How Credit Scores are Calculated

Before credit reports and credit scores existed, banks and other financial institutions had to guess whether or not someone was a good applicant for credit or a loan. Often responsible people who didn't look or behave the way the bank thought they should would get denied. Also, liars and crooks would convince loan officers that they were trust-worthy and steal the bank's money.

Credit Report and Credit Scores were invented to take the guess work out of approving credit and loan applications. The people who were most likely to pay would get approved with low interest rates, and the people least likely to pay would get denied or would get loans with high interest rates. 

Credit Reports are histories of your financial obligations, and how you managed them. Credit Scores are the results of a calculation based on the information in your Credit Report. A high Credit Score means you are more likely to pay a lender as agreed, and a low Credit Score means you are unlikely to pay a lender as agreed.

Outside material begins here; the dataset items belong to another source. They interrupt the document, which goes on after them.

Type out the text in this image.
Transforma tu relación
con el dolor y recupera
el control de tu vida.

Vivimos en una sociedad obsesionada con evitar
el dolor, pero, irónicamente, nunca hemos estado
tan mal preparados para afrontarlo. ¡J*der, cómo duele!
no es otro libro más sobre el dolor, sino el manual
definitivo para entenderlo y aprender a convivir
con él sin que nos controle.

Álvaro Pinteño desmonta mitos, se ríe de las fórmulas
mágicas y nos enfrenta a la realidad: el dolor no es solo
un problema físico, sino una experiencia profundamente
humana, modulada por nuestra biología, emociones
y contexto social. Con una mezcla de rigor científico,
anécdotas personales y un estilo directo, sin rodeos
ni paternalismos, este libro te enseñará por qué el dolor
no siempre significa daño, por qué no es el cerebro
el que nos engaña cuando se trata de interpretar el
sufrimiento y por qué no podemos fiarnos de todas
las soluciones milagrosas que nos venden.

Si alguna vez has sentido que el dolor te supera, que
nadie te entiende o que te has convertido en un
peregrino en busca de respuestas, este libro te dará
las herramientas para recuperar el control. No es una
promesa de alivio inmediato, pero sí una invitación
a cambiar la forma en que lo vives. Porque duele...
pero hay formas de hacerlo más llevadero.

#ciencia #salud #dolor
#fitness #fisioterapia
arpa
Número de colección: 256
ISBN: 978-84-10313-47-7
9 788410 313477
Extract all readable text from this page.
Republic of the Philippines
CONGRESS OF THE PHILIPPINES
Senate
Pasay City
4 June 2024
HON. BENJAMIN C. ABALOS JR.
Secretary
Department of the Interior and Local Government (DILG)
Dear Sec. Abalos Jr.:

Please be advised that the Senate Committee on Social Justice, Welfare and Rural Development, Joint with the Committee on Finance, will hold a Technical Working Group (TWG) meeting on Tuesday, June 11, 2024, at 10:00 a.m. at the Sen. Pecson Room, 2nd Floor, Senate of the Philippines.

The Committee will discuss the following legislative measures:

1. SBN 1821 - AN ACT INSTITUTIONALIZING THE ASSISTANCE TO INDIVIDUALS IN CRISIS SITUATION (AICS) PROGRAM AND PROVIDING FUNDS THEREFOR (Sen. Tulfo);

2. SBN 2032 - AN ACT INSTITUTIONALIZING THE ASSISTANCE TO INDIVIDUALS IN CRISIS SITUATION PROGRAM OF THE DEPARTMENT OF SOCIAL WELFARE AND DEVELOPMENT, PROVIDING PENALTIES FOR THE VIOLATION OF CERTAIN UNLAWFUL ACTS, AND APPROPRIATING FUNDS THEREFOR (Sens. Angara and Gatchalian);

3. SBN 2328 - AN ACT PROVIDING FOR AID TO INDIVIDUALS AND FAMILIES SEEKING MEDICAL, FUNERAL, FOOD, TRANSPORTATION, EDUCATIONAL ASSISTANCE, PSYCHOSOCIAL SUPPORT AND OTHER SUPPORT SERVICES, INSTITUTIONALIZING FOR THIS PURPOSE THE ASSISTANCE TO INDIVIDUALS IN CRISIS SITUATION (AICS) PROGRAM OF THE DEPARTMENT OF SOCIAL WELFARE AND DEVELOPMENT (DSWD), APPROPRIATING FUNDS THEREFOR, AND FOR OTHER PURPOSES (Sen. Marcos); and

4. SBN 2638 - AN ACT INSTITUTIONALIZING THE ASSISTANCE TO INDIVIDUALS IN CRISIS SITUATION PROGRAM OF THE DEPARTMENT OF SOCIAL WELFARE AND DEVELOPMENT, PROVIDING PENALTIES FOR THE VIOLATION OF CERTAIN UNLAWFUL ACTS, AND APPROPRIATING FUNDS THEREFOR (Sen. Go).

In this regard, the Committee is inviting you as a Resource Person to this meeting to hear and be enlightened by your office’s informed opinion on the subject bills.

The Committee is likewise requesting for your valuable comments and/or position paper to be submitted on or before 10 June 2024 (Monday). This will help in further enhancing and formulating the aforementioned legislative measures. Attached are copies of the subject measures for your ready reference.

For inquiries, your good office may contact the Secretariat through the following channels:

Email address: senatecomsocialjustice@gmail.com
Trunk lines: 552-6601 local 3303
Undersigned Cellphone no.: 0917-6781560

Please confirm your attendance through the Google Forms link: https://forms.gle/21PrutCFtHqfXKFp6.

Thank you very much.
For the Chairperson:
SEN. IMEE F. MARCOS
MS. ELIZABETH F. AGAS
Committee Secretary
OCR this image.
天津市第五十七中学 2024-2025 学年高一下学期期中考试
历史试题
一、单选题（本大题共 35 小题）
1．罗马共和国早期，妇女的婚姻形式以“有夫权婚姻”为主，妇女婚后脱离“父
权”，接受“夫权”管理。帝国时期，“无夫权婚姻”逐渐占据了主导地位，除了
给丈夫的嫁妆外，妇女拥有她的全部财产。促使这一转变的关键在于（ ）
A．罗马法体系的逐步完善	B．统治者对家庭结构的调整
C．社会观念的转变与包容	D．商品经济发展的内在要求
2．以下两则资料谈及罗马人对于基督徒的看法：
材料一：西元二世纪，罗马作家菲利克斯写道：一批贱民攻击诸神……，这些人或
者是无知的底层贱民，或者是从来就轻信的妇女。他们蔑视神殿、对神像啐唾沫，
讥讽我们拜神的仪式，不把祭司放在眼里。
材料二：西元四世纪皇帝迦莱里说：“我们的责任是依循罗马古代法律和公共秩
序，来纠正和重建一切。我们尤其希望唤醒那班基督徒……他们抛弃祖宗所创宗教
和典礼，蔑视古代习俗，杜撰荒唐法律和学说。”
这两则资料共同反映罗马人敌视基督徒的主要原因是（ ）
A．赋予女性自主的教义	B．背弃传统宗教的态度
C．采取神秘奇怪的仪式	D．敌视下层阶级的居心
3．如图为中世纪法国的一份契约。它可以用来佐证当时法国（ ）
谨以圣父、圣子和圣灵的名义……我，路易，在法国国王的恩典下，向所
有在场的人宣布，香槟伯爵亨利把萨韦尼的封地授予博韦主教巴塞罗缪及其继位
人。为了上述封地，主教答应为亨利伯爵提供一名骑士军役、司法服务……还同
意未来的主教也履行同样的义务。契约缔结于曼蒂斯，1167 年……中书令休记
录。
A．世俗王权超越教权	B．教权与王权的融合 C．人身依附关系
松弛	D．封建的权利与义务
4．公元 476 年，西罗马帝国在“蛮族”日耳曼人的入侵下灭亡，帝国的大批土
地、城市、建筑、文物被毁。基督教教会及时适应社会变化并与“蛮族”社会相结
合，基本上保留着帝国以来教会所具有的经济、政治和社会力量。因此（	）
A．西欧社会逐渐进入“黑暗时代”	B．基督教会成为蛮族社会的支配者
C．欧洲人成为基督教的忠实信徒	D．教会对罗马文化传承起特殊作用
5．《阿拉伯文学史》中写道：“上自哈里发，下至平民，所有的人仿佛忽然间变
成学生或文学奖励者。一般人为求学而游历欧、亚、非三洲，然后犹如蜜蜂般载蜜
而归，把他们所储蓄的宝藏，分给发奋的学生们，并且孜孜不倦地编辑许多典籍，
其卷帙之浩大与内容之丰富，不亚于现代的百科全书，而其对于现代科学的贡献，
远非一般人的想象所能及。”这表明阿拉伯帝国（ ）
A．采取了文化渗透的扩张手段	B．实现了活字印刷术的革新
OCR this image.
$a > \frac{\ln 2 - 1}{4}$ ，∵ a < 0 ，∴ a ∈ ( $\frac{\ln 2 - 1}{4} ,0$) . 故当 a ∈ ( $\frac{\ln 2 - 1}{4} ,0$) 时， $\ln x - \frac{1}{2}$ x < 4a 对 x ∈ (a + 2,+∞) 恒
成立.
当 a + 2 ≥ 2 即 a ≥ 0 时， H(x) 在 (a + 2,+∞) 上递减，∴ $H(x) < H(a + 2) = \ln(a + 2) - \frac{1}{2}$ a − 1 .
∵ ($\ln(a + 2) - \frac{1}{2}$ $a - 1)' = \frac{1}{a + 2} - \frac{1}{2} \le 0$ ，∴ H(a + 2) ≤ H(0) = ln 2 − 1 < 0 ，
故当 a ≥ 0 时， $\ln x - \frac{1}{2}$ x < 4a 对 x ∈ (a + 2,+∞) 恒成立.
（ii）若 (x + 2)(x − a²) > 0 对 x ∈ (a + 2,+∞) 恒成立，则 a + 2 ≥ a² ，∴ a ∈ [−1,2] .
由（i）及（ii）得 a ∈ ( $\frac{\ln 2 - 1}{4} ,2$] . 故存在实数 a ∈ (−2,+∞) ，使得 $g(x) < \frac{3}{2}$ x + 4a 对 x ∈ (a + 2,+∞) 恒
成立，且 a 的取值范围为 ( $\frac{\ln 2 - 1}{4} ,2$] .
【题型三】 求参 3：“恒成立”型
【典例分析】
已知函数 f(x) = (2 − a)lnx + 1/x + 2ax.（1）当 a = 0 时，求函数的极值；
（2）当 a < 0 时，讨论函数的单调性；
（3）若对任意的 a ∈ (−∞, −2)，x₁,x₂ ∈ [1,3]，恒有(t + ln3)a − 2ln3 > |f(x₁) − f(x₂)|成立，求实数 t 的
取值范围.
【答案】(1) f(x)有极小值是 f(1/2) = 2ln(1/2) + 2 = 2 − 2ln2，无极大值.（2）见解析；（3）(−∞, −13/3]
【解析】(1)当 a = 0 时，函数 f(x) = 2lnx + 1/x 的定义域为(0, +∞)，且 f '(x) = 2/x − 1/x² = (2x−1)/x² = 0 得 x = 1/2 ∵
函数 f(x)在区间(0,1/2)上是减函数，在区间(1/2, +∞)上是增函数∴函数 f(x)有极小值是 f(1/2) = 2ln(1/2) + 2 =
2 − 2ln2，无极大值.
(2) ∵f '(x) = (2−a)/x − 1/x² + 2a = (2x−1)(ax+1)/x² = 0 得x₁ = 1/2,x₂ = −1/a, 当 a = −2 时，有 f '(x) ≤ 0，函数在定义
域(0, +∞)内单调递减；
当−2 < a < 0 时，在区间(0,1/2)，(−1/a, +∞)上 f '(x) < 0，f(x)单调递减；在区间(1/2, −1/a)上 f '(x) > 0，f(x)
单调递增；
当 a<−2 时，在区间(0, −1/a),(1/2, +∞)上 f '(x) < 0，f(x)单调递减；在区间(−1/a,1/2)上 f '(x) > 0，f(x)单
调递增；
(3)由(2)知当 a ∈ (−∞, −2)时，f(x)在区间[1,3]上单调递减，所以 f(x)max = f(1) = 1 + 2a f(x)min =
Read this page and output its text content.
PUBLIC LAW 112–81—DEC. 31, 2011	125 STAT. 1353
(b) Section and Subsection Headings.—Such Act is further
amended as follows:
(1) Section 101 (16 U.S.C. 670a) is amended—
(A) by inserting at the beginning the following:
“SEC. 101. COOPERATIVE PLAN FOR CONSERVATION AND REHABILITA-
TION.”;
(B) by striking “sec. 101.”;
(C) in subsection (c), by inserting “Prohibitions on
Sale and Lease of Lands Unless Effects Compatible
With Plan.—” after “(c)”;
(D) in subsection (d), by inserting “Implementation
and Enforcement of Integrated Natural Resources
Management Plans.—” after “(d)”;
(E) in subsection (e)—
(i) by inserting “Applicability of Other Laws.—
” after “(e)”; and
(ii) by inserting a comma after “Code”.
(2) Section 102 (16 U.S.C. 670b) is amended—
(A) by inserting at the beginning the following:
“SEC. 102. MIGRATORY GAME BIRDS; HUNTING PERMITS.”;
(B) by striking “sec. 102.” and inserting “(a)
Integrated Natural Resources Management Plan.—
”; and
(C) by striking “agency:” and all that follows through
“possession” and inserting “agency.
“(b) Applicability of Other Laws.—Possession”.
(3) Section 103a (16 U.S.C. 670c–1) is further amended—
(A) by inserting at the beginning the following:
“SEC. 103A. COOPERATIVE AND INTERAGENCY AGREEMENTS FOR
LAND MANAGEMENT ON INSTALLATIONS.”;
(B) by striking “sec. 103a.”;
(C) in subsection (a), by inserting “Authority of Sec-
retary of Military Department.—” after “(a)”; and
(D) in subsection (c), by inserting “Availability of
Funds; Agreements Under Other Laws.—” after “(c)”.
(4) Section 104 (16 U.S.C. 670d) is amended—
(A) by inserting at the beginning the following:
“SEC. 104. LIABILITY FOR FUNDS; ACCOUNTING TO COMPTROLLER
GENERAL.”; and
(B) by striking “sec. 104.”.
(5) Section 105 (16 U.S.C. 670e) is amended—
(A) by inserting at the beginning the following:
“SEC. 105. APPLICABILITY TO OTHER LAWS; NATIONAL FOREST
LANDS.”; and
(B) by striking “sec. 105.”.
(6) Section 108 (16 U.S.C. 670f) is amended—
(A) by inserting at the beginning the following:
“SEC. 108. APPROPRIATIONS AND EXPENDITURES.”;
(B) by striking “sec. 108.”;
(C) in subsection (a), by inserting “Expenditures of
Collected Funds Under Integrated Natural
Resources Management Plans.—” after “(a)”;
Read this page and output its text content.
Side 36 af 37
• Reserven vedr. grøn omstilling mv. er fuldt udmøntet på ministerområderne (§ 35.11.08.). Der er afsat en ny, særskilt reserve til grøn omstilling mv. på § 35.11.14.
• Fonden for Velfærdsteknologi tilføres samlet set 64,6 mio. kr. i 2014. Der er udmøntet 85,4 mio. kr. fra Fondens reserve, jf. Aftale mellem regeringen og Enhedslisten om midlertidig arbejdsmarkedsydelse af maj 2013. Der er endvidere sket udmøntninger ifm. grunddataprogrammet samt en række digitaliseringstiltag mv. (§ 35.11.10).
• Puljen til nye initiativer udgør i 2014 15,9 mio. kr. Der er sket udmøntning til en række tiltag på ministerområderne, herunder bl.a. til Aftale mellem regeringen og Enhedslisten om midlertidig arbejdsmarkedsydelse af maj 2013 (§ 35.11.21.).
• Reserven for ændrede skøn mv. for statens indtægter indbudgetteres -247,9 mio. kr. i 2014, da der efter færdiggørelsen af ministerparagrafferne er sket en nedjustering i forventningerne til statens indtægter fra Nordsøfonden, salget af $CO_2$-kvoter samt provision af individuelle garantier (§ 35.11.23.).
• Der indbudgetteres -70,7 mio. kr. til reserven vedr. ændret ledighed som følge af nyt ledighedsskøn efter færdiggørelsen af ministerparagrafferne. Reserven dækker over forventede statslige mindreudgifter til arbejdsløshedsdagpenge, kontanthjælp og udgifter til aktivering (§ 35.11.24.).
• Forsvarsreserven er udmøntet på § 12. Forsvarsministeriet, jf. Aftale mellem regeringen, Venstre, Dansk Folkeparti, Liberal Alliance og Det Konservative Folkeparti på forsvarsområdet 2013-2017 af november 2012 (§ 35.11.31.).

Score Variables: What Does, and Does Not Impact Your Score

The first step in creating a Credit Score, is summarizing your Credit Report into a set of Score Variables. Score Variables are numbers that represent the information in your credit report. There is no standard set of Score Variables that every company uses - but most companies use very similar sets.

A classic example of a Score Variable is your % Credit Used. This image shows you how your % Credit Used can be calculated. Other common Score Variables include:

  • Number of Late Payments
  • Number of Inquiries
  • Average Age of Accounts
  • Number of Open Installment Loans
  • Average Credit Card Limit
How your % Credit Used can be calculated.

Since Score Variables aren't generally publicized, there are a lot of things that people believe impact their credit, but don't.  Some people believe the following items affect Credit Scores, but they aren't even on your Credit Report.

  • Banking Accounts
  • Gender
  • Race / Ethnicity
  • Education
  • Income

This is a very common myth. None of your banking information is on your Credit Report. Your checking, savings, investment, and 401k accounts have nothing to do with your Credit Score.

Making Credit Scores

Once all your Score Variables have been figured out, they go into a massive equation that produces a Credit Score. Every company calculates their Credit Scores a little differently, but there are some basic concepts that are fairly standard. 

Credit Scores Generally Start in the Middle, and then Move Up and Down
Instead of starting with a bad score and working your way up, or starting with a great score and losing points, the truth is that you start somewhere in the middle. Then you can earn extra points, and lose points all based on your Score Variables.
For example: 

Credit Scores are Based on Math, Not People
It's important to understand that no person sat down and said, "we should lower the score if they [fill in the blank]". Instead, a complex mathematical process looked at millions of records and produced a calculation that predicts whether or not someone will make payments, or not make payments. This means that some of the Score Variables that raise or lower your score might not seem like common sense.

Some Score Variables are More Important
Even though every company uses a different calculation, those differences are generally minor. The big items tend to stay very similar. Your Credit Usage, and Payment History are almost always the two most impactful Score Variables. In the PLUS Score calculation (seen to the right) they make up approximately 61% of your Credit Score.